Fines to Fit the Crimes

In March, Microsoft was fined 561 million euros (about $725 million) by the European Commission after, apparently, a programmer carelessly left out just one line of code in Microsoft's Service Pack 1 of European versions of Windows 7. That one line would have triggered the system to offer web browsers other than Microsoft's own Internet Explorer, which Microsoft had agreed to include to settle charges that it was monopolizing the web-browser business. (Also in March, the government of Denmark said that Microsoft owed it about a billion dollars in unpaid taxes when it took over a Danish company and tried to route its taxes through notorious tax havens such as Bermuda. According to a March Reuters report, Denmark is among the first European countries to challenge such U.S.-standard tax shenanigans and is expecting payment in full.)

Recurring Themes

• Being identified with the number 666 (the "mark of the beast" in the Bible's Book of Revelation) continues to trouble the righteous. Walter Slonopas, 52, felt required to resign as a maintenance worker for Contech Casting in Clarksville, Tenn., in February after receiving his W-2 form, which he noted was the 666th mailed out by Contech this year. (However, perhaps Slonopas is not so innocent. He had been working for Contech for less than two years, yet had already been "assigned" the number 666 twice - on the company's payroll books and the company's time-clock system.)

• The Iconic Phantom Black/Hispanic Perpetrator: In February, victims of crimes in San Antonio, Texas, and Terrebonne Parish, La., complained to police that they had been assaulted by, respectively, a "Hispanic male" and an "unknown black man" - whom the victims admitted later did not exist. San Antonio police learned that their victim had been accidentally, embarrassingly, shot by a friend mishandling his gun.
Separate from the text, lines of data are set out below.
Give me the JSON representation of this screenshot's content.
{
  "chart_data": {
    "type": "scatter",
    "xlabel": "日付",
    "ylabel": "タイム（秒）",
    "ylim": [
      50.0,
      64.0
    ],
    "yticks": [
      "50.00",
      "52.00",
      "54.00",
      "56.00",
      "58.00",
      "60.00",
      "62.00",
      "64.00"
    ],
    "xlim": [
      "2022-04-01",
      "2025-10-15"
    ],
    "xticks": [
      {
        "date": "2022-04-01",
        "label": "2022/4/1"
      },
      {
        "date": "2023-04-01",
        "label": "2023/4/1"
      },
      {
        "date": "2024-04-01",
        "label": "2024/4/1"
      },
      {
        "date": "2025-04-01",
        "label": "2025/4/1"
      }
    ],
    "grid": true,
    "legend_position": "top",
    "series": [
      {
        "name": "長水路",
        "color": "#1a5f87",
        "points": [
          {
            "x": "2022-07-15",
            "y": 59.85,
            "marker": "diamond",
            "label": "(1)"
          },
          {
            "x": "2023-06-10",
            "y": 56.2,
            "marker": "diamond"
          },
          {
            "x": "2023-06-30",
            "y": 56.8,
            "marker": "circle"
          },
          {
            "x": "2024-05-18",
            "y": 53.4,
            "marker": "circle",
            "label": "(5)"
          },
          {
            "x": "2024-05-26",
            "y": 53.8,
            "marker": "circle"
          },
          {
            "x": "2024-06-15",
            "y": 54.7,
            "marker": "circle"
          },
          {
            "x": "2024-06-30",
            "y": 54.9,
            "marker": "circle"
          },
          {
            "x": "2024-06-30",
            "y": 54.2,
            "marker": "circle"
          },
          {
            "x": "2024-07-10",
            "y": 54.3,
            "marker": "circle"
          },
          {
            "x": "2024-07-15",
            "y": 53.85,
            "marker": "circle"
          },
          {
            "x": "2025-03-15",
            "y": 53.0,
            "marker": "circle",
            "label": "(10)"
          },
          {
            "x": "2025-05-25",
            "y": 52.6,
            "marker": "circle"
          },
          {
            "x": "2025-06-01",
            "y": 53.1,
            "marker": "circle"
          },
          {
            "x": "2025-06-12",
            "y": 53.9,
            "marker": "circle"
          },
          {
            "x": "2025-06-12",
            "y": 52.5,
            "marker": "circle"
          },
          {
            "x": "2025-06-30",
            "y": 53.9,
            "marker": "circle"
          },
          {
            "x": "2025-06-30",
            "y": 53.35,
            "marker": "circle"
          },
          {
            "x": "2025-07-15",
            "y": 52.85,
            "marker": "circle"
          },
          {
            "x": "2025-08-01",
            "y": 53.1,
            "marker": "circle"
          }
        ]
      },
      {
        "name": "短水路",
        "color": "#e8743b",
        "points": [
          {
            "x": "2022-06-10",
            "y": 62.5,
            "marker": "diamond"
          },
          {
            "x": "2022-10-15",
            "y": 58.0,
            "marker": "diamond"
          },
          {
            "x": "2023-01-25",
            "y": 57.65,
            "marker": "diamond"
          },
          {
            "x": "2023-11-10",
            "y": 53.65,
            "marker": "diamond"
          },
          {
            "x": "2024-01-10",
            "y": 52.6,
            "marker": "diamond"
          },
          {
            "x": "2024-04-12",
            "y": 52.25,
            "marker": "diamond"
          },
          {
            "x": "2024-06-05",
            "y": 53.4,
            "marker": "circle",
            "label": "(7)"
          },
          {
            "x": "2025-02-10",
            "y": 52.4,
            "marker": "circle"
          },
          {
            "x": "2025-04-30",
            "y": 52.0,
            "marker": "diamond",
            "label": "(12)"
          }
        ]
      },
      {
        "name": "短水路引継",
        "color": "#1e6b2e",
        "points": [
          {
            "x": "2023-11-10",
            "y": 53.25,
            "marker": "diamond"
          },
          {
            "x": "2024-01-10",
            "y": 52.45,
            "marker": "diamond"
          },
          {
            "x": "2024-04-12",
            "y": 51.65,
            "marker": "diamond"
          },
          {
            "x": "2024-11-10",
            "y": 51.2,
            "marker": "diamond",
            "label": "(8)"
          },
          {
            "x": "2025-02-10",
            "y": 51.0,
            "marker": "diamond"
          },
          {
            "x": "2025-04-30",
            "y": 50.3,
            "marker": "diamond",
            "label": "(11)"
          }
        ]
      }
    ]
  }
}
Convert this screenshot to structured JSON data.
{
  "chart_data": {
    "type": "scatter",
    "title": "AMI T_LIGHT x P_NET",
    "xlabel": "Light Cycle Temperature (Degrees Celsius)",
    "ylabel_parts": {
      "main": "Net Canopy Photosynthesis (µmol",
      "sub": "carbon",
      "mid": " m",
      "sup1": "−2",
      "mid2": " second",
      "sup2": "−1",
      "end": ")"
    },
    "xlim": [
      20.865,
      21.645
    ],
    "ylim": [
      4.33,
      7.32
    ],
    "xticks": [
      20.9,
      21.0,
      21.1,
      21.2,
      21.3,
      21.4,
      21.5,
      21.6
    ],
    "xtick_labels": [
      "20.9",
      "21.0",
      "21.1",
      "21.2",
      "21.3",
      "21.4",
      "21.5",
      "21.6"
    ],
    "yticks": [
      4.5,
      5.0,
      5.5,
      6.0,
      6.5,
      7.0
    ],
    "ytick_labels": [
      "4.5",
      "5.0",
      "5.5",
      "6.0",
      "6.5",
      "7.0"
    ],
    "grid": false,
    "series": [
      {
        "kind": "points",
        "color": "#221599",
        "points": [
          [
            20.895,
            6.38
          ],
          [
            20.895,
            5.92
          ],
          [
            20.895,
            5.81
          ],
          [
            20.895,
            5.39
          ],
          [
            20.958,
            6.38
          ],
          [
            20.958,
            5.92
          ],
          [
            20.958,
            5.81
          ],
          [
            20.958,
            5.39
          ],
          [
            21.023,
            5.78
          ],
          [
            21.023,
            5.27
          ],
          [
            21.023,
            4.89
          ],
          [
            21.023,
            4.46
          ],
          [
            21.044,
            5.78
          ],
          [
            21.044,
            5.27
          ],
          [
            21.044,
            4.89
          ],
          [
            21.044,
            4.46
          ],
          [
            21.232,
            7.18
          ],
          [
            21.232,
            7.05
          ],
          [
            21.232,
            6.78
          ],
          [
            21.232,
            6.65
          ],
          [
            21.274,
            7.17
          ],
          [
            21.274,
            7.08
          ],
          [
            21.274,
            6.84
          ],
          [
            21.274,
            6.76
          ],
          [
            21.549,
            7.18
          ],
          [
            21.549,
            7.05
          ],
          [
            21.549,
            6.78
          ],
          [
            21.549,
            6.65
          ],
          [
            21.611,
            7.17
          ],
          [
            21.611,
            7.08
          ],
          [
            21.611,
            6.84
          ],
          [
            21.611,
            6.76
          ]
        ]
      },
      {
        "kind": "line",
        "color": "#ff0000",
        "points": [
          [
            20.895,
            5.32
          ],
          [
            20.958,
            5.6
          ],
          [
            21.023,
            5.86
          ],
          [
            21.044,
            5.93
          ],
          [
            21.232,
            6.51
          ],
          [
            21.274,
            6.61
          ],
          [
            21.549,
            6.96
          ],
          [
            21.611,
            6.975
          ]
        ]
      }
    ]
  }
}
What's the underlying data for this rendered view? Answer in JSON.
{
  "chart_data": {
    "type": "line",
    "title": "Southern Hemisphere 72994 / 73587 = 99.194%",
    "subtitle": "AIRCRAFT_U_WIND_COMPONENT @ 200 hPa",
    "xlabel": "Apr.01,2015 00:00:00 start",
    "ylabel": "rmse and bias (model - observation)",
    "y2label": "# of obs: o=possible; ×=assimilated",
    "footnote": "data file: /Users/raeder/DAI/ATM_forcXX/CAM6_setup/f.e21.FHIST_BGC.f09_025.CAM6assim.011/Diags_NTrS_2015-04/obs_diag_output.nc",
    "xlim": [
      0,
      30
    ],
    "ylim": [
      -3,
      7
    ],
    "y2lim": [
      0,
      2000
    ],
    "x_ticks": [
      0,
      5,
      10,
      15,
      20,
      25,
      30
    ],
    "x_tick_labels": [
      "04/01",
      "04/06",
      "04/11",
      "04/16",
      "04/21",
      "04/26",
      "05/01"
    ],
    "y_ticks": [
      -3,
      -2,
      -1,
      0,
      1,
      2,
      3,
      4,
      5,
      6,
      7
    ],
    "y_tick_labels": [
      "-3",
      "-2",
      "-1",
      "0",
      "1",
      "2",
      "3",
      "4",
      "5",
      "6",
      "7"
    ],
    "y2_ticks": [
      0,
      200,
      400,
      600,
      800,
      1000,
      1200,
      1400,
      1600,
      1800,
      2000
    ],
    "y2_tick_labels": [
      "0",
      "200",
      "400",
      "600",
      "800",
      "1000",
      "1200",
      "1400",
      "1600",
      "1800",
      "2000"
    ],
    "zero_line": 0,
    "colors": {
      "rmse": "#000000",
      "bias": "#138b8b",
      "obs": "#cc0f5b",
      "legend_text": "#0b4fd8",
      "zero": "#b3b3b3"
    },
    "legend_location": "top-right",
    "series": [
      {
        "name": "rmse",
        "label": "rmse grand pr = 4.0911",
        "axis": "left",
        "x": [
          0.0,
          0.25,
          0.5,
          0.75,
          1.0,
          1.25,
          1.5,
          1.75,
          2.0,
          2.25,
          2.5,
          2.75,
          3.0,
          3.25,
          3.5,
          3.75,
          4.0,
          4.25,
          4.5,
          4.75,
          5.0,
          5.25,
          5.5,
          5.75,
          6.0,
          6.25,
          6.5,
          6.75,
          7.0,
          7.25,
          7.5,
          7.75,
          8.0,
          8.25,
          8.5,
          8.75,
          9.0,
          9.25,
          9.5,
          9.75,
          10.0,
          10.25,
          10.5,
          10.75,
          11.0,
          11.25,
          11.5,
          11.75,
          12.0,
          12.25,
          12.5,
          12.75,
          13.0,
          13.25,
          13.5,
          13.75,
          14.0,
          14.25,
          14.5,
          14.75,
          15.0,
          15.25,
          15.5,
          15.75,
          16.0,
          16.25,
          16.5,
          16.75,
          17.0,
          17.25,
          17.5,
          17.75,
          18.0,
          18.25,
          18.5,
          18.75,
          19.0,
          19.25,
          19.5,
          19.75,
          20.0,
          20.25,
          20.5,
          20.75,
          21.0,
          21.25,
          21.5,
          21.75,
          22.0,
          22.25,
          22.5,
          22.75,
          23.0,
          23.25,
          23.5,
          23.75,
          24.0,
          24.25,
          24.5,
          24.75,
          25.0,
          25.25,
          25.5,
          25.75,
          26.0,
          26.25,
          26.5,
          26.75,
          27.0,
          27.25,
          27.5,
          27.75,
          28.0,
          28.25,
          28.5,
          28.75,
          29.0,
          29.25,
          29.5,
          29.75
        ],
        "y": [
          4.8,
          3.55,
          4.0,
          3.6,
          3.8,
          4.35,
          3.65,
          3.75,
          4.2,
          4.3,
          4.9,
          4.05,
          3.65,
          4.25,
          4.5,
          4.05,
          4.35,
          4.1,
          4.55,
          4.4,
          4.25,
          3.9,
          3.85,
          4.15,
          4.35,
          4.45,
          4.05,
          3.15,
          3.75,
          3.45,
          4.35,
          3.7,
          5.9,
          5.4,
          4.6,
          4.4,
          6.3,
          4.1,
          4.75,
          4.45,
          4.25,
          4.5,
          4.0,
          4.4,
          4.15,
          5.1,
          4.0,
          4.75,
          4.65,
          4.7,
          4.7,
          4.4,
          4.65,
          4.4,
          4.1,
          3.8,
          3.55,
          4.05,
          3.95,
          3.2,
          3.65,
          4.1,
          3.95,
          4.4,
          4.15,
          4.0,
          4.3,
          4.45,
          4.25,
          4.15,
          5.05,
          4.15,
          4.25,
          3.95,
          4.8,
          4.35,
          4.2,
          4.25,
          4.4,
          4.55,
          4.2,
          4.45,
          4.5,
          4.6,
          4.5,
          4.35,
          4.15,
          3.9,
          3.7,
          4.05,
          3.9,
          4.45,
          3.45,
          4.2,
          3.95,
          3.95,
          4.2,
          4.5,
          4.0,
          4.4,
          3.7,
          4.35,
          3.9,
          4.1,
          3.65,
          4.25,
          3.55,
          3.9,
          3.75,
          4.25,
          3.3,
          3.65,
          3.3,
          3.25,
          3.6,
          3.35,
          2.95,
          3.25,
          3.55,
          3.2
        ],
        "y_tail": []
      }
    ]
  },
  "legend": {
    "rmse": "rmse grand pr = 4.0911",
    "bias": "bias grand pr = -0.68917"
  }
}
Louisiana authorities found that their victim had not been abducted and raped (and had her baby stolen). Rather, she had wanted to hide her miscarriage from family and friends and invented a phantom attack as more acceptable.

• Chinese New Year, especially, turns out not so festive if busy young professional women are unable to show off a boyfriend to their parents. Thus, men offer themselves as fake boyfriends for the equivalent of about $50 a day, plus extras including about $5 an hour to accompany the woman to dinner, $8 for a kiss on the cheek, and $95 to spent the night - on the couch, of course, since "sex" is not part of the concept. Recently, a reality TV series appeared for men needing women for home visits - often they are gay men who have not "come out" to their parents.

• Backward Incentives: Society continues to suffer from questionable company policies that encourage precisely the wrong behaviors. Bartender Twyla DeVito said she knew that one of her regulars at the American Legion Post in Shelby, Ohio, was too inebriated to drive home and thus telephoned police, alerting them to a potential drunk driver. An officer responded, observed the driver, and arrested him when his blood-alcohol read twice the limit for presumed impairment. Two days later DeVito was fired because, as her boss allegedly said to her, "(I)t's bad for business to have a bartender that will call the cops."

• The Fabulous British Government "Safety Net": Heather Frost, 36, and mother of 11, is getting a brand-new, specially designed house through the Tewkesbury (England) Borough Council, which deemed inadequate the duplex that the family had been using at taxpayer expense for five years. Frost had complained that she needed larger quarters because one daughter now owns a horse and needs to stable it (and, said a stable worker, had almost acquired two more horses, but that deal fell through).

• Fathers caught up unfairly in state laws on child support have appeared in News of the Weird, but Lional Campbell's story seems unusually harsh. Authorities in Detroit continue to bill Campbell for past-due support (which Campbell admits he owes even if unsure how much), but only recently did he discover that they were counting $43,000 past-due to support "Michael," who had died 25 years ago at age 3. Campbell said he had thought the support was for another child, born seven years after Michael, but it turns out neither the authorities nor Campbell knows precisely which fatherhood Campbell is paying for. The latest audit reduced Michael's $43,000 balance to about $6,500.

• More Poor Planning: (1) In San Diego, Calif., in February, two people broke into a Hooters after closing and stole a jukebox, apparently, said police, mistaking it for an ATM inside the darkened restaurant. (2) Jose Perales Jr., 24, was charged with breaking into Dr. John's Lingerie Boutique in Davenport, Iowa, in February. Surveillance video revealed he was wearing men's clothing when he entered, but left in a dress and blond wig. In fact, while changing clothes, his bare back was visible, revealing "Perales" tattooed on his shoulder.